COP29 dispatch: new climate finance agreement is a discordant march toward climate action Dispatches
President.az, CC BY 4.0, via Wikimedia Commons
COP29 dispatch: new climate finance agreement is a discordant march toward climate action

Sonja Rzepsiki is a JURIST Senior Editor. She attended the COP29 conference in Azerbaijan as part of a group from the Vermont Law & Graduate School. 

The painfully slow march of climate action was profoundly evident at COP29 this year. As a JURIST staff editor who attended the conference in Baku, Azerbaijan, I am proud of our service’s reporting on the lack of justice and prevalent human rights violations intertwined in these negotiations. However, the glacial pace of progress made does warrant attention.

The UN Climate Change Conference (COP29) closed Sunday with the central focus of climate finance. Nearly 200 countries gathered in Baku agreed to triple finance contributions to developing countries, with 300 billion dollars pledged annually by 2035. The agreement secures finance scaling to developing countries from public and private sources to 1.3 trillion dollars annually by 2035. 
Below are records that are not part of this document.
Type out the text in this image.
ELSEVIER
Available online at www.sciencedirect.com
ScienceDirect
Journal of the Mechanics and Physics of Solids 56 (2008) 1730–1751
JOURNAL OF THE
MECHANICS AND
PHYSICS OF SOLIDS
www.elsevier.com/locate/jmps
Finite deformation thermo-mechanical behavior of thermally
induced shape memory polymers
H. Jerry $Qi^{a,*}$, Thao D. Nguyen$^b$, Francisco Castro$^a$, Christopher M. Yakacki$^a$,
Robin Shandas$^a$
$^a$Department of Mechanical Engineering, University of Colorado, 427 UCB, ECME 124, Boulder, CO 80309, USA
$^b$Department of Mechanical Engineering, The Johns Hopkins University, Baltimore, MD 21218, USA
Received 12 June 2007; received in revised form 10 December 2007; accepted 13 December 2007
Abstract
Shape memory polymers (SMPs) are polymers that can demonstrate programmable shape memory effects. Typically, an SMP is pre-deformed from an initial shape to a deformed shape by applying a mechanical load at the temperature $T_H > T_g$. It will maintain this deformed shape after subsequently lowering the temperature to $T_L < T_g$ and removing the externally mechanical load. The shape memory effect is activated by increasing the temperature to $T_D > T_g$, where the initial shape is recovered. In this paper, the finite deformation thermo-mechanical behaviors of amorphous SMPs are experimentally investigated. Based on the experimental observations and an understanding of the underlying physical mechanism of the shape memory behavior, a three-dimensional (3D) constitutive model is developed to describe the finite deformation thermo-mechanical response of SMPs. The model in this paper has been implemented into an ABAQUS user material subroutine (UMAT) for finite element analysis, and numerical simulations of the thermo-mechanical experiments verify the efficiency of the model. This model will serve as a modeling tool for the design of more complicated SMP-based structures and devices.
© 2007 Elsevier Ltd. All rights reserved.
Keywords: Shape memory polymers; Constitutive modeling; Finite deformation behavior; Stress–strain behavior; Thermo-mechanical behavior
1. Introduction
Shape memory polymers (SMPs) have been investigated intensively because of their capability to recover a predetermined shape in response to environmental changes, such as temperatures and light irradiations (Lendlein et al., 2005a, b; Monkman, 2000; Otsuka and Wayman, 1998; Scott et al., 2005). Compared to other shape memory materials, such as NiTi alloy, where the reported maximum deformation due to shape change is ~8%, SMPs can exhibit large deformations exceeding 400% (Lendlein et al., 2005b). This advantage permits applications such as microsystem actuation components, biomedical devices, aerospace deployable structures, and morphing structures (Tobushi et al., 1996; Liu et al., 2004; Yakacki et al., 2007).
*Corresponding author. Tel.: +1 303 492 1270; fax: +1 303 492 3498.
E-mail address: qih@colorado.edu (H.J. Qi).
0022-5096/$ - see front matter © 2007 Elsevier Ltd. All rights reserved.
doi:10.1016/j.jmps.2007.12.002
Known formally as the New Collective Quantified Goal on Climate Finance (NCQG), Simon Stiell, executive secretary of the UN Climate Change, commented on the final agreement, “This new finance goal is an insurance policy for humanity amid worsening climate impacts hitting every country. But like any insurance policy, it only works if premiums are paid in full and on time. Promises must be kept to protect billions of lives.”

A perspective on the positive aspects of the latest conference acknowledges how the new finance goal at COP29 builds on agreements for a Loss and Damage Fund made at COP27 and COP28, which enumerated the goal of a swift and fair transition away from fossil fuels in energy systems. Yet the deep disappointment of the most vulnerable of developing nations prevailed as the talks simultaneously seemed to walk back a past focus on phasing out fossil fuels.  A new “Baku to Belem Roadmap” was designed to ensure that the commitments made for 1.3 trillion dollars annually are indeed met. The road map will work to find “additional resources” to drive low-carbon, climate-resilient development and was led by the African Group, Barbados, Colombia, Honduras and Panama.

COP29  did significantly reach an agreement on carbon markets. This mechanism, the Paris Agreement Crediting Mechanism, will help countries deliver their climate plans more quickly and cheaply and progress faster in halving global emissions this decade,’ as science requires.’ COP29 also celebrated the first biennial transparency reports as “vital enablers” of climate action. This encourages parties to comprehensively report their nation’s status of emissions and climate action policies. Reflecting on the parties’ transparency’s unifying role, Prime Minister Philip Davis of the Bahamas stated, “Transparency is the thread that unites us all.” The intention is to provide high-quality, consistent climate data because this, in turn, provides inherently greater predictability for investment mechanisms.

More robust national climate plans (Nationally Determined Contributions, or NDCs) are required from all participating actors next year. These new climate plans must cover all greenhouse gases and sectors to keep the 1.5°C warming limit within reach. COP29 saw two G20 countries—the UK and Brazil—signal clearly that they plan to ramp up climate action in their NDCs because they are “entirely in the interests of their economies and peoples.”

Another progressive element was the inclusion of the Baku Workplan and the renewal of the Report of the Facilitative Working Group of the Local Communities and Indigenous Peoples Platform. COP29 took a small step forward in elevating the voices of Indigenous Peoples and local communities. The adopted decision simply acknowledges the progress made by the FWG and points to the leadership of Indigenous Peoples and local communities in addressing the climate crisis.

Ani Dasgupta, President and CEO of World Resources Institute, addressed the fact that many parties were perhaps worried about the United States’ recent election and its projected lack of engagement in substantive climate action, Dasgupta said, however, “This is a global and generational fight – no one country or one election is going to derail it.”